Du point de vue sacramentel, il faut encore que le candidat à l’épiscopat soit baptisé. Même s’il n’a reçu au préalable aucun ordre intermédiaire (le sachant ou l’ignorant, ses consécrateurs le sachant ou l’ignorant), même si, par exemple, il n’est pas confirmé, il reçoit validement l’épiscopat et avec lui la plénitude du sacrement de l’ordre. Car le baptême est la condition nécessaire, mais suffisante, pour accéder à tous les ordres, pour accéder à tous les sacrements. Le baptême étant la porte d’entrée dans l’Eglise, et aussi vers tous les autres sacrements. On sait que dans l’Eglise ancienne on pratiquait volontiers les ordinations « per saltum ». Les diacres élus à l’épiscopat, par exemple un saint Léon le Grand élu pape en 440, étaient directement consacrés évêques, sans être au préalable ordonnés prêtres. Mais ils recevaient, par cette imposition des mains, la plénitude du sacrement de l’ordre.

Il faut encore que le sujet ait l’intention de recevoir l’épiscopat, ou tout au moins qu’il n’y oppose pas de volonté contraire. Un enfant, ou un adolescent, ordonné évêque le serait validement. Le cas s’est produit plus d’une fois dans l’histoire, soit dans l’Eglise catholique, soit en dehors de ses frontières. Citons le pape Benoît IX élu et consacré évêque de Rome, en 1032, à l’âge de douze ans. Il est par ailleurs compté trois fois dans la liste officielle des papes. (Vérifiez !). Citons encore le catholicos et patriarche de l’Eglise chaldéenne d’Irak : Mar Eshai Shimoun XXIII, sacré en 1920 à l’âge de onze ans. Cet homme, destitué dès 1933, exilé plus tard aux Etats-Unis, devait périr assassiné en 1975.

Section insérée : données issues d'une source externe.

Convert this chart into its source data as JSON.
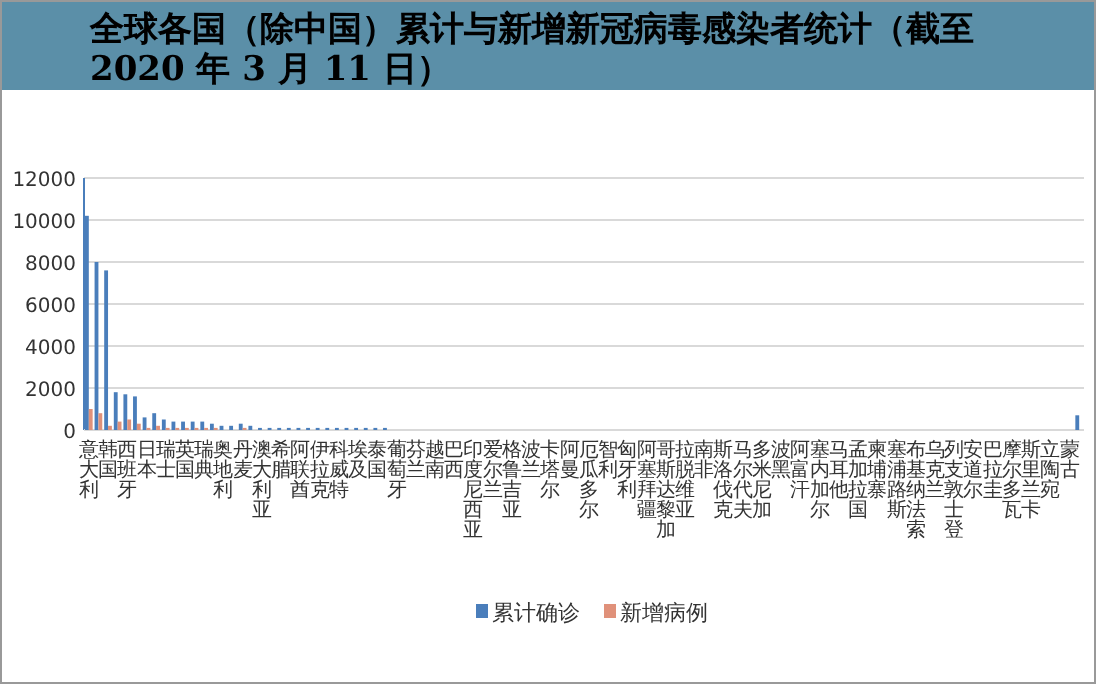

Les conditions d’accès à l’épiscopat que nous venons de passer en revue sont donc minimales. Elles facilitent une transmission régulière de la charge apostolique. Le seul risque important d’invalidité, qui pourrait subsister, résiderait dans le non-baptême éventuel d’un candidat. Cela rendrait nuls tous les sacrements qu’il recevrait, ou tous ceux que plus tard il administrerait lui-même, mis à part et c’est important les baptêmes et les mariages. On pourrait alors espérer cette « suppléance » divine, dont nous parlions plus haut, pour réparer les dégâts causés par ce vice caché, surtout au bénéfice des fidèles, éventuellement lésés. Mais en toute hypothèse la présence d’un faux évêque, par exemple un non-baptisé, au sein d’un collège d’ordinants, n’entraînerait pas l’invalidité de l’ordination épiscopale, étant donnée justement sa nature collégiale.

Quant au geste même de l’imposition des mains, accompagné d’une prière, qui constitue le rite essentiel de l’ordination dans tout le monde chrétien, il semble avoir été inventé par les apôtres juste après la Pentecôte. Il symbolise l’effusion ou la transmission de l’Esprit. Tandis que la prière consécratoire non seulement désigne mais décrit la charge qui est attribuée par le rite.

On sait que les théologiens scholastiques du Moyen Age, imités d’ailleurs par les conciles, dont le concile de Trente, désignaient par les catégories aristotéliciennes de « matière » et de « forme » ce geste et cette parole. Le geste pouvait être assimilé à la matière du sacrement, tandis que la parole représentait sa forme, ou son sens, ou sa signification.

Le geste de l’imposition des mains ne semble pas avoir eu de précédent dans le monde sémitique, et les Juifs eux-mêmes ne pratiquaient pas d’ordination au temps des apôtres. On rencontre bien dans la Bible un exemple de transmission du pouvoir par un rite d’imposition des mains, puisque c’est par ce geste que Moïse a institué Josué comme son successeur (Cf. Nb 27,18-23 ; Dt 34,9). Mais un tel type d’investiture ne semble pas avoir été repris dans la suite de l’Histoire Sainte ni dans le domaine religieux ni dans le domaine civil. Personne ne l’a imité.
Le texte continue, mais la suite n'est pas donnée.